Galem took the hint and shifted into gear. “Well, I’ll see you back at headquarters. I’m guessing if your battery don’t run down, you’ll be finished about dawn. Anything you want me to tell Little Miss?”
“Nope.”
Galem pulled his hat back down almost to his eyebrows. “Well, nice talking to you.”
Cord didn’t stop to wave as the cook drove off.
Chapter 35
SEVERAL HOURS LATER CORD DIDN’T HAVE TO LOOK UP TO know his wife’s Jeep was flying across the land at twice the speed she should be driving. He could hear her coming, and dread filled him to the core.
He watched her as she shot out of her seat without turning off the engine or the lights. She headed right toward him. Storming, he thought, there was no doubt.
“Cord, what do you think you’re doing out here in the middle of the night? The wire is dangerous enough to pull from post to post in daylight.”
“There’s work to be done,” he said, without stopping the pounding. “That’s what you married me for, isn’t it? To work your ranch. Don’t worry, you don’t have to come out to sleep with me, because I don’t plan on sleeping. In fact, I’m thinking I might just work until I drop dead. Then you could be a widow for a change.”
She stormed around in and out of the beams of light like a moth. He guessed she had to be pretty confused right now. The last time she saw him, he’d kissed her good-bye so deeply she’d tried to tug him back to bed. She didn’t know about the pictures or the trouble she might be in or that someone was setting fires in the back pastures hoping to burn the entire ranch down. She didn’t know what Salem had told him. She didn’t know that he knew she hadn’t bothered to even try to keep him out of prison. Her silence had ruined his life just as Salem’s lies had.
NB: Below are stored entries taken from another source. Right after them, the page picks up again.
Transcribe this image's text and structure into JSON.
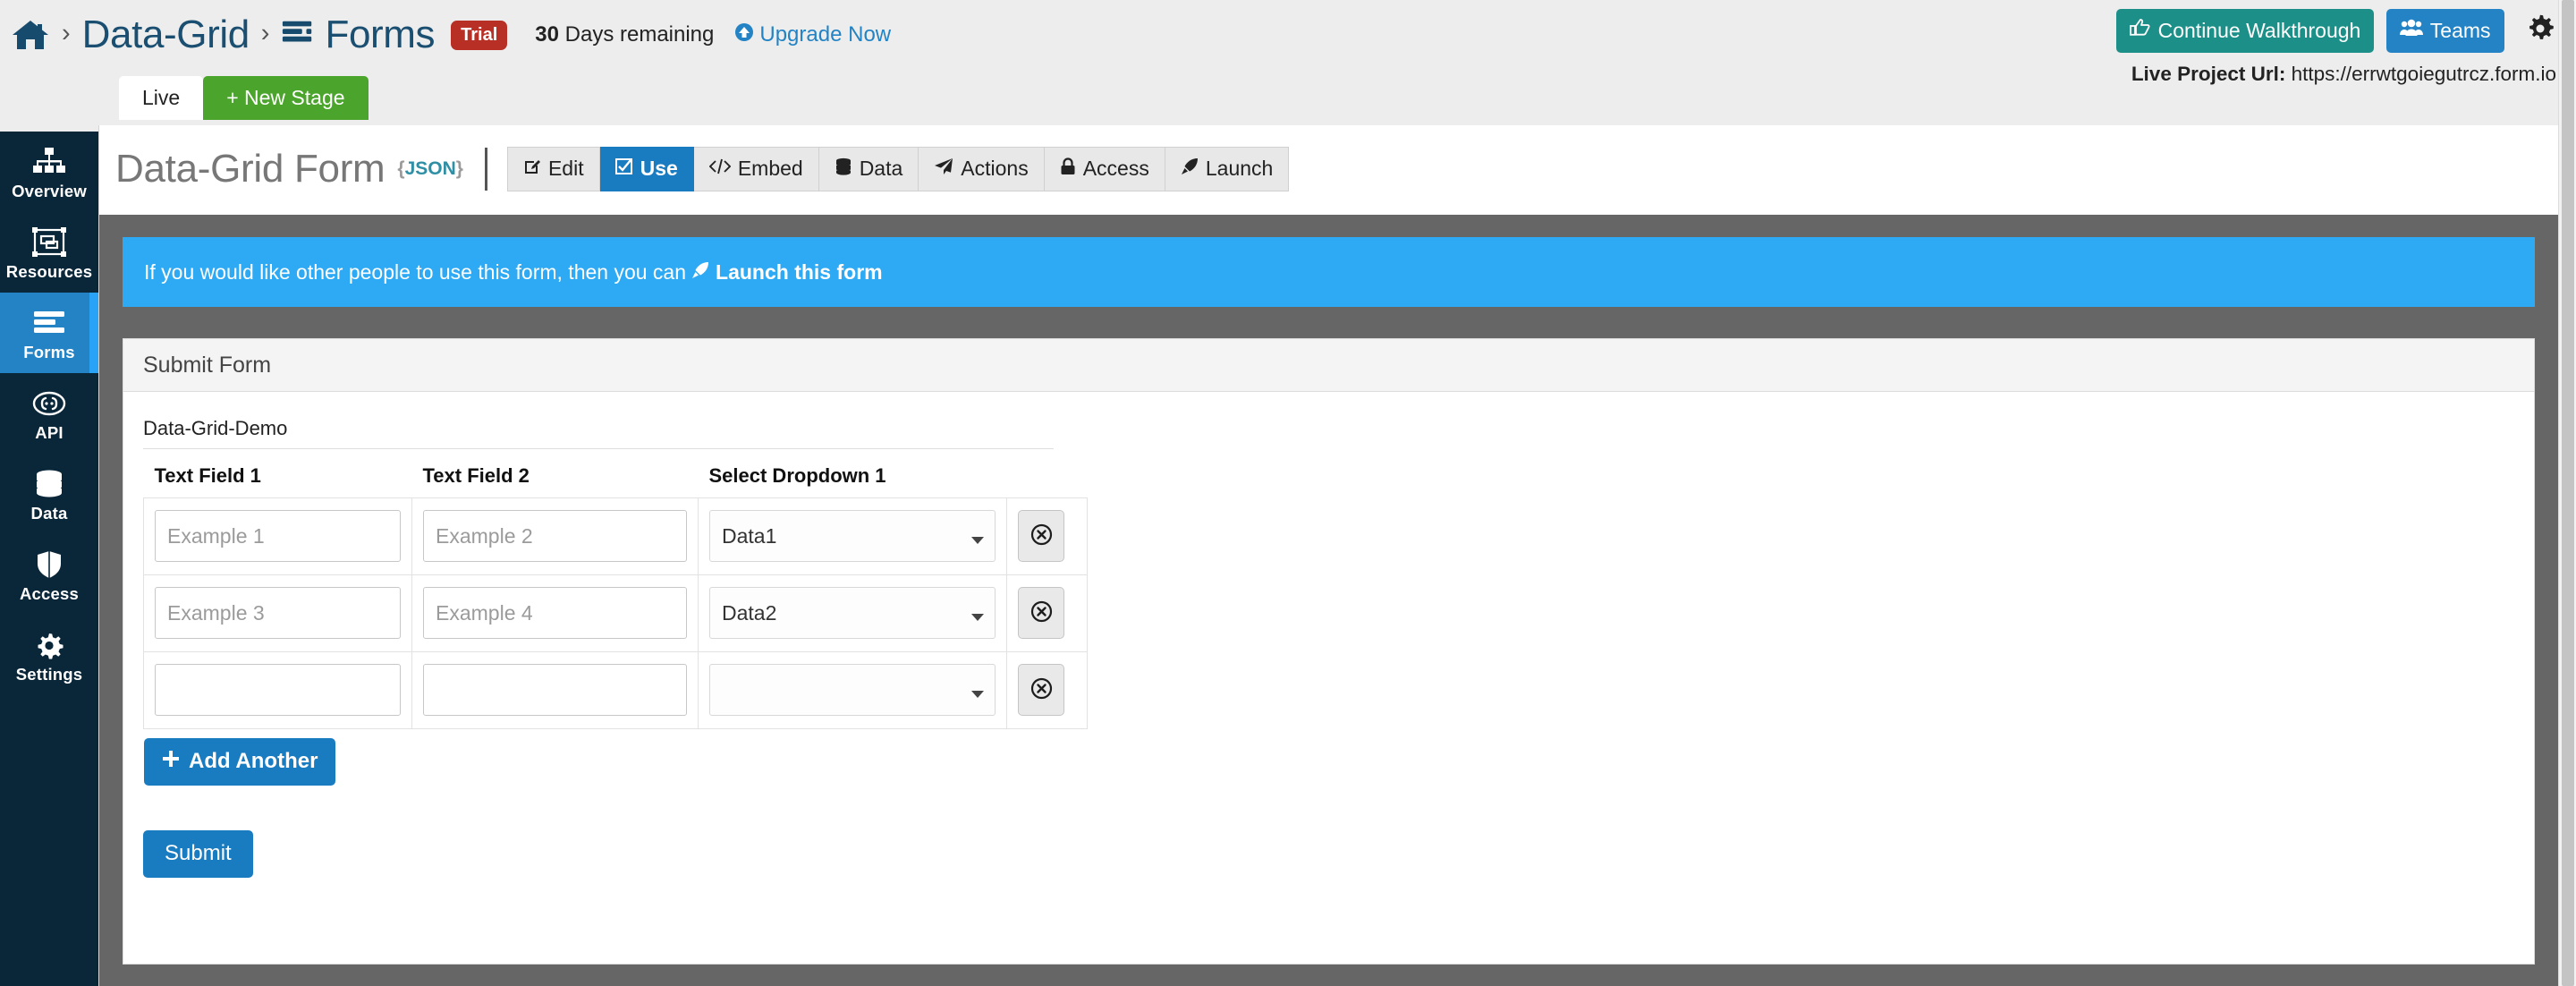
{
  "header": {
    "breadcrumb": {
      "home_icon": "home-icon",
      "separator": "›",
      "project": "Data-Grid",
      "section_icon": "forms-icon",
      "section": "Forms",
      "trial_badge": "Trial"
    },
    "trial_days": "30",
    "trial_text": "Days remaining",
    "upgrade_label": "Upgrade Now",
    "walkthrough_label": "Continue Walkthrough",
    "teams_label": "Teams",
    "gear_icon": "gear-icon",
    "live_url_label": "Live Project Url:",
    "live_url_value": "https://errwtgoiegutrcz.form.io"
  },
  "stage_tabs": [
    {
      "label": "Live",
      "active": true
    },
    {
      "label": "+ New Stage",
      "active": false
    }
  ],
  "sidebar": {
    "items": [
      {
        "label": "Overview",
        "icon": "sitemap-icon",
        "active": false
      },
      {
        "label": "Resources",
        "icon": "resources-icon",
        "active": false
      },
      {
        "label": "Forms",
        "icon": "forms-icon",
        "active": true
      },
      {
        "label": "API",
        "icon": "api-braces-icon",
        "active": false
      },
      {
        "label": "Data",
        "icon": "database-icon",
        "active": false
      },
      {
        "label": "Access",
        "icon": "shield-icon",
        "active": false
      },
      {
        "label": "Settings",
        "icon": "gear-icon",
        "active": false
      }
    ]
  },
  "form": {
    "title": "Data-Grid Form",
    "json_label": "{JSON}",
    "tabs": [
      {
        "label": "Edit",
        "icon": "pencil-square-icon",
        "active": false
      },
      {
        "label": "Use",
        "icon": "check-square-icon",
        "active": true
      },
      {
        "label": "Embed",
        "icon": "code-icon",
        "active": false
      },
      {
        "label": "Data",
        "icon": "database-icon",
        "active": false
      },
      {
        "label": "Actions",
        "icon": "paper-plane-icon",
        "active": false
      },
      {
        "label": "Access",
        "icon": "lock-icon",
        "active": false
      },
      {
        "label": "Launch",
        "icon": "rocket-icon",
        "active": false
      }
    ]
  },
  "alert": {
    "text": "If you would like other people to use this form, then you can",
    "link_label": "Launch this form",
    "link_icon": "rocket-icon",
    "bg_color": "#2eaaf5"
  },
  "panel": {
    "heading": "Submit Form",
    "grid_label": "Data-Grid-Demo",
    "columns": [
      "Text Field 1",
      "Text Field 2",
      "Select Dropdown 1"
    ],
    "rows": [
      {
        "text1_value": "",
        "text1_placeholder": "Example 1",
        "text2_value": "",
        "text2_placeholder": "Example 2",
        "select_value": "Data1",
        "remove_icon": "remove-circle-icon"
      },
      {
        "text1_value": "",
        "text1_placeholder": "Example 3",
        "text2_value": "",
        "text2_placeholder": "Example 4",
        "select_value": "Data2",
        "remove_icon": "remove-circle-icon"
      },
      {
        "text1_value": "",
        "text1_placeholder": "",
        "text2_value": "",
        "text2_placeholder": "",
        "select_value": "",
        "remove_icon": "remove-circle-icon"
      }
    ],
    "select_options": [
      "",
      "Data1",
      "Data2"
    ],
    "add_another_label": "Add Another",
    "submit_label": "Submit"
  },
  "annotations": [
    {
      "name": "arrow-pointing-remove-button",
      "color": "#1a7cc0"
    },
    {
      "name": "arrow-pointing-add-another",
      "color": "#1a7cc0"
    }
  ],
  "colors": {
    "sidebar_bg": "#0a2639",
    "accent_blue": "#2383c4",
    "teal": "#1c9088",
    "green": "#4ba42b",
    "red": "#b82f26",
    "content_bg": "#666666"
  }
}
His whole body and mind were being drawn and quartered into pieces. Six years he’d sat in prison because not one person had come forward to back up his story. Of course the jury took the deputy’s side. Cord had known there were others around the campfire, but he’d figured they all ran. Nevada must have stayed long enough to see what happened to h
im. She even talked to the other deputy, but she hadn’t said a word when he needed someone to back him up.
She marched back to her Jeep and pulled out something, then marched back. “Galem said you ruined your shirt. I brought you another one. At least take the time to put it on.”
“You spend too much time worrying about what I wear. Don’t you have anything better to do?” He twisted the wire around, nicking his hand for the tenth time. Cord barely noticed. “What difference does it make anyway?”
She waited for him to take the shirt. He could hear her pouting like she always did when things weren’t going her way.
He stuck the wire cutters in his back pocket and reached out for the denim shirt. In the lights he could see her face and hated himself for making her so unhappy. She’d grown up on a ranch. She knew he was putting himself in danger to be out here alone after dark. She’d probably worried for hours before finally coming out.
“You got a gun with you? There are wild hogs on this back land.”
“No. It’s been my experience that people are far more likely to hurt me than wild animals.”
She walked halfway back to the Jeep, then turned to face him. “I hate it when you’re like this, Cord, all closed off and cold.”
He almost said he hated it when she wasn’t honest. She played him and he didn’t even know the rules.
Hell, he hated them both. What kind of game were they playing anyway? If she wouldn’t stand up for him, why would she marry him?
Suddenly, he remembered one detail about the night at the lake. One fact he’d stored back in his whiskey-washed head drifted forward. Cord remembered the cop who’d cuffed him and shoved him down in Salem’s blood and his own vomit. When he jerked him up to frisk him, he had ripped Cord’s shirt. By the time they made it to the office it had fallen completely off.